In the run-up to Parliament voting on a Brexit deal and a febrile atmosphere in Parliament, this was certainly one of the more political budgets of the last few years. A range of audiences had clearly been considered as the Chancellor announced:

  • Personal allowances and higher rate threshold raised 
  • New UK digital services tax on revenues of tech giants from 2020
  • Annual Investment Allowance increased from £200,000 to £1m for two years
  • A new 50p coin to commemorate Brexit 

Little of the money made its way to skills and FE however, although the big news is the slashing of apprenticeship fees for SMEs.

 

Employer contribution slashed to 5%

Co-investment model altered 

Just four months after Anne Milton told the AELP conference that we should not expect an announcement on the co-investment model 'anytime soon,' we have a major announcement. The press coverage (including the sector press) so far has focused on what this means for small businesses, but it should also be noted that halving of the employer contribution from 10% to 5% will also apply to levy payers if they exceed their levy allocation, perhaps making this more likely. This follows on from the Chancellor's announcement at Conservative Party Conference that levy paying employers will be able to transfer up to 20% of their levy allocation to another registered employer, doubling the previous maximum.
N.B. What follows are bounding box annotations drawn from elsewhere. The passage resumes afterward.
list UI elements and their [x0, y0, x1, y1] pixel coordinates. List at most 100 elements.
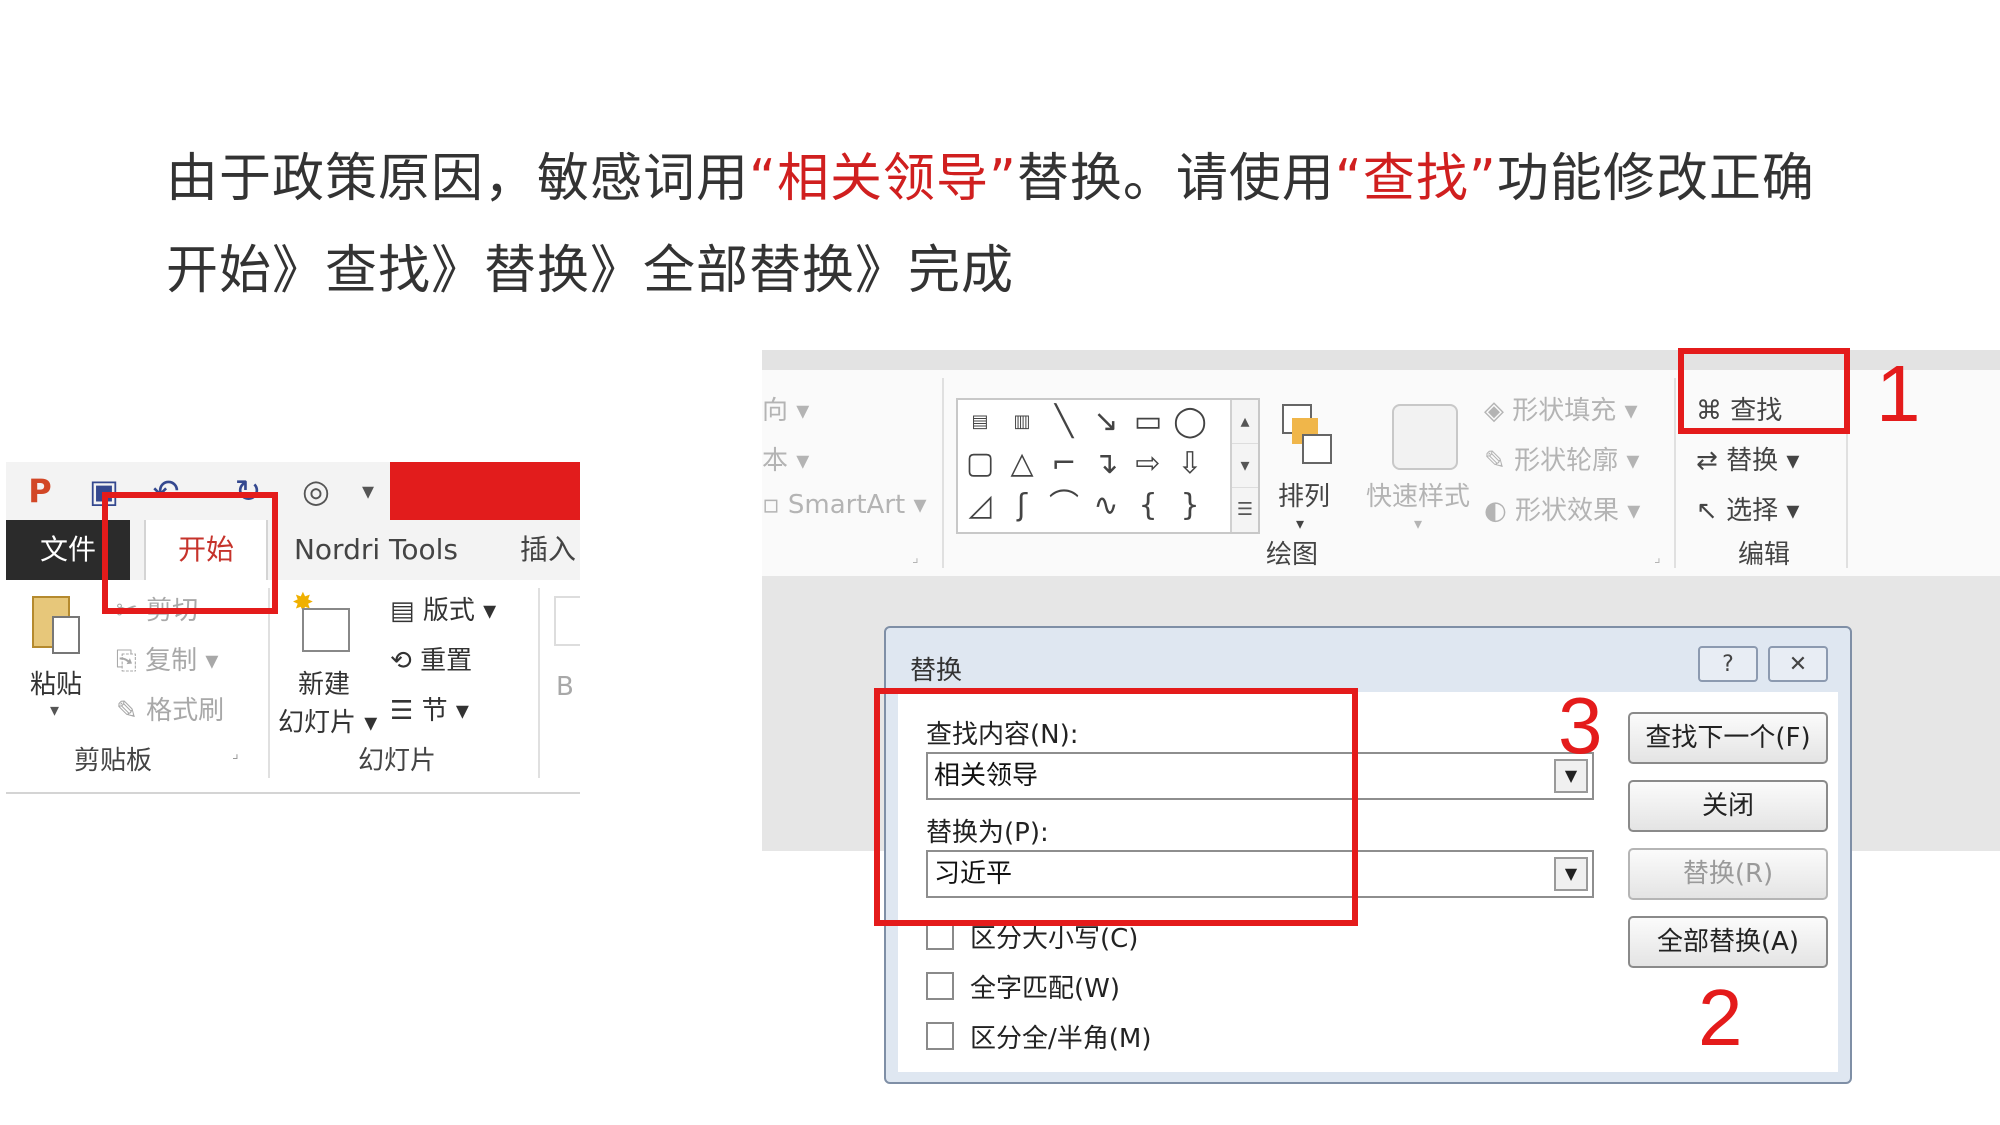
- right-brace-icon[interactable]: }: [1172, 488, 1208, 524]
- match-width-checkbox[interactable]: [926, 1022, 954, 1050]
- align-text-button[interactable]: 本 ▾: [762, 440, 809, 477]
- find-next-button[interactable]: 查找下一个(F): [1628, 712, 1828, 764]
- arrange-dropdown-icon[interactable]: ▾: [1296, 514, 1304, 533]
- pen-icon: ✎: [1484, 446, 1515, 476]
- powerpoint-home-ribbon: P ▣ ↶ ↻ ◎ ▾ 文件 开始 Nordri Tools 插入 粘贴 ▾ ✂…: [6, 462, 580, 794]
- ribbon-tabs: 文件 开始 Nordri Tools 插入: [6, 520, 580, 580]
- paste-button[interactable]: [26, 590, 84, 660]
- copy-icon: ⎘: [116, 646, 146, 676]
- curve-icon[interactable]: ∿: [1088, 488, 1124, 524]
- effects-icon: ◐: [1484, 496, 1515, 526]
- replace-button[interactable]: ⇄ 替换 ▾: [1696, 440, 1799, 477]
- paste-label: 粘贴: [30, 670, 83, 700]
- drawing-group-label: 绘图: [1266, 540, 1319, 570]
- gallery-up-icon[interactable]: ▴: [1232, 400, 1258, 444]
- replace-all-button[interactable]: 全部替换(A): [1628, 916, 1828, 968]
- home-ribbon-body: 粘贴 ▾ ✂ 剪切 ⎘ 复制 ▾ ✎ 格式刷 剪贴板 ⌟ ✸ 新建 幻灯片 ▾ …: [6, 580, 580, 792]
- slide-icon: [302, 608, 350, 652]
- format-painter-button[interactable]: ✎ 格式刷: [116, 690, 224, 727]
- highlight-box-home-tab: [102, 492, 278, 614]
- dialog-title: 替换: [910, 656, 963, 686]
- replace-button[interactable]: 替换(R): [1628, 848, 1828, 900]
- chevron-down-icon[interactable]: ▼: [1554, 857, 1588, 891]
- bold-button[interactable]: B: [556, 672, 574, 702]
- match-width-label: 区分全/半角(M): [970, 1024, 1152, 1054]
- paste-dropdown-icon[interactable]: ▾: [50, 700, 59, 721]
- tab-insert[interactable]: 插入: [516, 520, 580, 580]
- left-brace-icon[interactable]: {: [1130, 488, 1166, 524]
- gallery-scrollbar[interactable]: ▴ ▾ ☰: [1230, 400, 1258, 532]
- quick-styles-icon[interactable]: [1392, 404, 1458, 470]
- help-button[interactable]: ?: [1698, 646, 1758, 682]
- close-dialog-button[interactable]: ✕: [1768, 646, 1828, 682]
- section-icon: ☰: [390, 696, 422, 726]
- section-button[interactable]: ☰ 节 ▾: [390, 690, 469, 727]
- select-button[interactable]: ↖ 选择 ▾: [1696, 490, 1799, 527]
- rectangle-icon[interactable]: ▭: [1130, 404, 1166, 440]
- cursor-icon: ↖: [1696, 496, 1727, 526]
- vertical-text-box-icon[interactable]: ▥: [1004, 404, 1040, 440]
- close-button[interactable]: 关闭: [1628, 780, 1828, 832]
- present-icon[interactable]: ◎: [296, 472, 336, 510]
- text-box-icon[interactable]: ▤: [962, 404, 998, 440]
- step-number-3: 3: [1558, 681, 1603, 770]
- oval-icon[interactable]: ◯: [1172, 404, 1208, 440]
- shapes-gallery[interactable]: ▤ ▥ ╲ ↘ ▭ ◯ ▢ △ ⌐ ↴ ⇨ ⇩ ◿ ʃ ⌒ ∿ { } ▴ ▾ …: [956, 398, 1260, 534]
- instruction-line-1: 由于政策原因，敏感词用“相关领导”替换。请使用“查找”功能修改正确: [166, 136, 1815, 211]
- group-divider: [1674, 378, 1676, 568]
- instruction-text: 替换。请使用: [1016, 149, 1335, 209]
- quick-styles-label: 快速样式: [1366, 482, 1471, 512]
- clipboard-group-label: 剪贴板: [74, 746, 153, 776]
- reset-button[interactable]: ⟲ 重置: [390, 640, 472, 677]
- instruction-text: 由于政策原因，敏感词用: [166, 149, 750, 209]
- whole-word-checkbox[interactable]: [926, 972, 954, 1000]
- smartart-icon: ▫: [762, 490, 788, 520]
- shape-effects-button[interactable]: ◐ 形状效果 ▾: [1484, 490, 1640, 527]
- gallery-down-icon[interactable]: ▾: [1232, 444, 1258, 488]
- text-direction-button[interactable]: 向 ▾: [762, 390, 809, 427]
- editing-group-label: 编辑: [1738, 540, 1791, 570]
- shape-fill-button[interactable]: ◈ 形状填充 ▾: [1484, 390, 1638, 427]
- paint-bucket-icon: ◈: [1484, 396, 1513, 426]
- dialog-launcher-icon[interactable]: ⌟: [232, 746, 239, 762]
- arrange-button[interactable]: [1278, 404, 1334, 464]
- new-slide-button[interactable]: ✸: [292, 590, 352, 656]
- arc-icon[interactable]: ⌒: [1046, 488, 1082, 524]
- quick-styles-dropdown-icon[interactable]: ▾: [1414, 514, 1422, 533]
- elbow-connector-icon[interactable]: ⌐: [1046, 446, 1082, 482]
- arrow-line-icon[interactable]: ↘: [1088, 404, 1124, 440]
- redaction-bar: [390, 462, 580, 520]
- whole-word-label: 全字匹配(W): [970, 974, 1120, 1004]
- gallery-more-icon[interactable]: ☰: [1232, 488, 1258, 531]
- instruction-highlight: “相关领导”: [749, 149, 1017, 209]
- elbow-arrow-icon[interactable]: ↴: [1088, 446, 1124, 482]
- scribble-icon[interactable]: ʃ: [1004, 488, 1040, 524]
- layout-button[interactable]: ▤ 版式 ▾: [390, 590, 496, 627]
- instruction-line-2: 开始》查找》替换》全部替换》完成: [166, 241, 1015, 301]
- dialog-launcher-icon[interactable]: ⌟: [912, 550, 919, 566]
- group-divider: [538, 588, 540, 778]
- group-divider: [268, 588, 270, 778]
- slides-group-label: 幻灯片: [358, 746, 437, 776]
- match-case-checkbox[interactable]: [926, 922, 954, 950]
- line-icon[interactable]: ╲: [1046, 404, 1082, 440]
- layout-icon: ▤: [390, 596, 423, 626]
- freeform-icon[interactable]: ◿: [962, 488, 998, 524]
- powerpoint-logo-icon: P: [28, 472, 52, 510]
- highlight-box-find: [1678, 348, 1850, 434]
- triangle-icon[interactable]: △: [1004, 446, 1040, 482]
- new-slide-label-1: 新建: [298, 670, 351, 700]
- tab-nordri-tools[interactable]: Nordri Tools: [286, 520, 466, 580]
- convert-smartart-button[interactable]: ▫ SmartArt ▾: [762, 490, 927, 520]
- right-arrow-icon[interactable]: ⇨: [1130, 446, 1166, 482]
- down-arrow-icon[interactable]: ⇩: [1172, 446, 1208, 482]
- shape-outline-button[interactable]: ✎ 形状轮廓 ▾: [1484, 440, 1639, 477]
- dialog-launcher-icon[interactable]: ⌟: [1654, 550, 1661, 566]
- arrange-icon-back: [1302, 434, 1332, 464]
- new-slide-label-2: 幻灯片 ▾: [278, 708, 378, 738]
- rounded-rectangle-icon[interactable]: ▢: [962, 446, 998, 482]
- quick-access-toolbar: P ▣ ↶ ↻ ◎ ▾: [6, 462, 580, 520]
- customize-qat-icon[interactable]: ▾: [356, 472, 380, 510]
- font-name-box[interactable]: [554, 596, 580, 646]
- copy-button[interactable]: ⎘ 复制 ▾: [116, 640, 218, 677]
Given the previous indications that there would not be policy change in this area, spanning back to when the levy was first announced, there can be no doubt that this has been an dramatic couple of months in this area. There had been calls from within the sector for apprenticeship training costs to be fully subsidised by the government, but Anne Milton ruled this out just last month at conference, stating that she believed it was important that employers have a 'stake' in the apprenticeship; a compromise seems to have been reached.

'Extra Kit' for Schools

Schools in England will receive a one-off £400 million payment to buy "extra-kit". Declaring that it will help schools to "buy the little extras that they need", the Chancellor's comments will likely do little to appease the the frustrations, let alone help, cash-strapped headteachers who have been campaigning for better funding. The payment averages at £10,000 per primary school and £50,000 per secondary school.